I knew they were service dogs for people with wheelchairs or epilepsie and so on. While researching I discovered mobility service dogs. Those dogs wear a special harness where one can find stability. You can even use this to stand up from seats and to help with taking stairs. Here you can see such a service dog who helps a young girl walk:
In this video you can see how a mobility service dog helps in various situations:
I’m really curious if this would work for me, because it would give me much freedom back. Because of my paralysed leg and that it has happened often that I couldn’t get off a seat in public transportation, and need help to enter and leave train, bus, tram, I only leave my home with my mum. Which is, of course, a not so nice feeling. It makes me feel dependent. Like when it’s a nice day, I’m feeling good and would like to take the bus to a park or shopping centre, I always have to ask if she has time to come with me. Or when I need to spontanously buy food.
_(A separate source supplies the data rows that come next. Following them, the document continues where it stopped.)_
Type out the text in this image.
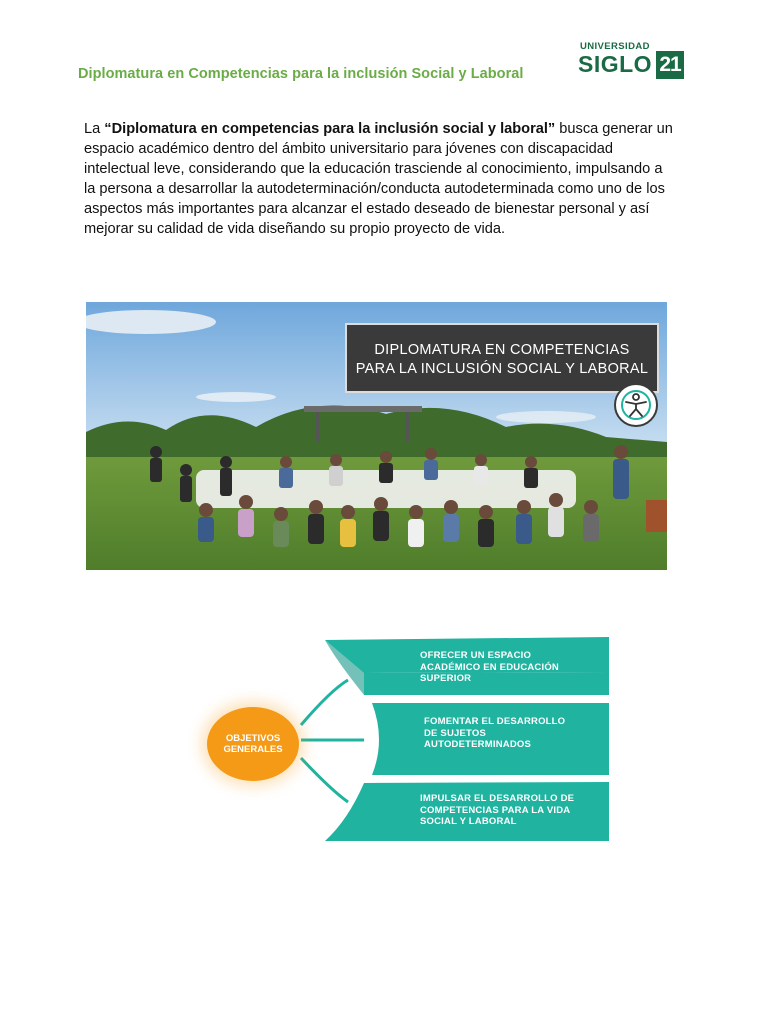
Diplomatura en Competencias para la inclusión Social y Laboral
UNIVERSIDAD
SIGLO 21

La “Diplomatura en competencias para la inclusión social y laboral” busca generar un espacio académico dentro del ámbito universitario para jóvenes con discapacidad intelectual leve, considerando que la educación trasciende al conocimiento, impulsando a la persona a desarrollar la autodeterminación/conducta autodeterminada como uno de los aspectos más importantes para alcanzar el estado deseado de bienestar personal y así mejorar su calidad de vida diseñando su propio proyecto de vida.

DIPLOMATURA EN COMPETENCIAS
PARA LA INCLUSIÓN SOCIAL Y LABORAL
OBJETIVOS
GENERALES
OFRECER UN ESPACIO
ACADÉMICO EN EDUCACIÓN
SUPERIOR
FOMENTAR EL DESARROLLO
DE SUJETOS
AUTODETERMINADOS
IMPULSAR EL DESARROLLO DE
COMPETENCIAS PARA LA VIDA
SOCIAL Y LABORAL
I can’t go alone because I don’t trust my legs no more.
With a mobility service dog and the special harness it might be possible to do these things alone again. That would be awesome! I would be more idependent, gain self-worth and self-confidence.
I emailed a school for service dogs and am waiting now for a consultation appointment to see if I fit the requirements for a service dog. Unfortunately the training to become a service dog is very expensive and I have to see how to get money. The school says on their homepage that they help with finding sponsors and assist with crowdfunding and so on. I hope it will be possible so it doesn’t stay a dream.